With the development of information technology, computer vision and image information processing are becoming more and more important. Therein, the moving status of a target object can be determined by an optical flow method based on image information. The optical flow method can be applied in a number of fields, such as military astronautics, traffic surveillance, information science, meteorology, and medicine, etc.
The concept of optical flow was first introduced by Gibson in 1950. A physical object can be imaged by photosensitive elements. Each point in the resulted image is in a one-to-one correspondence with a respective point on the physical object. When the target object is moving in a three-dimensional scene, the brightness patterns of the corresponding image frame sequence will exhibit certain relevant flows. Such flows of image brightness patterns can be referred to as optical flows.

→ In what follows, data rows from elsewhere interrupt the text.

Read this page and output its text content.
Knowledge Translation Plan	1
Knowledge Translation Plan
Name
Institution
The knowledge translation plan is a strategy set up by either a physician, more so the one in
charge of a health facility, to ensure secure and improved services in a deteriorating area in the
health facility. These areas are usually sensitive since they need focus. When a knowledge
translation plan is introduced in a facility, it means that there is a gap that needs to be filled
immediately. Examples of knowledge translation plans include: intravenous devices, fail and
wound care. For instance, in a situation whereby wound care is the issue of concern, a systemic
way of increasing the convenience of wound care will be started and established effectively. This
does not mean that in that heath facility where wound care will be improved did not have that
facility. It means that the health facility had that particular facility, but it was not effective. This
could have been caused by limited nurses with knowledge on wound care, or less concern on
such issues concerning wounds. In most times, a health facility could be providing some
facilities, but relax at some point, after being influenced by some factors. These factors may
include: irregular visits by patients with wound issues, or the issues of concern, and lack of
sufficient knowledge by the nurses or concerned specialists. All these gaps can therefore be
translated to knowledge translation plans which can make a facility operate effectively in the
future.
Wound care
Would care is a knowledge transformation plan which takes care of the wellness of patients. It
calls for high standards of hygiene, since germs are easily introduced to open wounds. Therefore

At present, optical flow algorithms are normally rather complex and computation-intensive. In order to perform optical flow calculations, front-end image acquisition devices are required to capture images at a high frame rate, then subsequent image processing devices perform computation-intensive optical flow analysis.
The existing optical flow algorithms require multiple frames of image information at first, then perform optical flow analysis through a relative high intensity of computation. Therefore, the existing optical flow analysis devices have a high requirement on data processing capabilities, and need improvement in real-timeness.
Therefore, the invention proposes a new scheme for optical flow acquisition.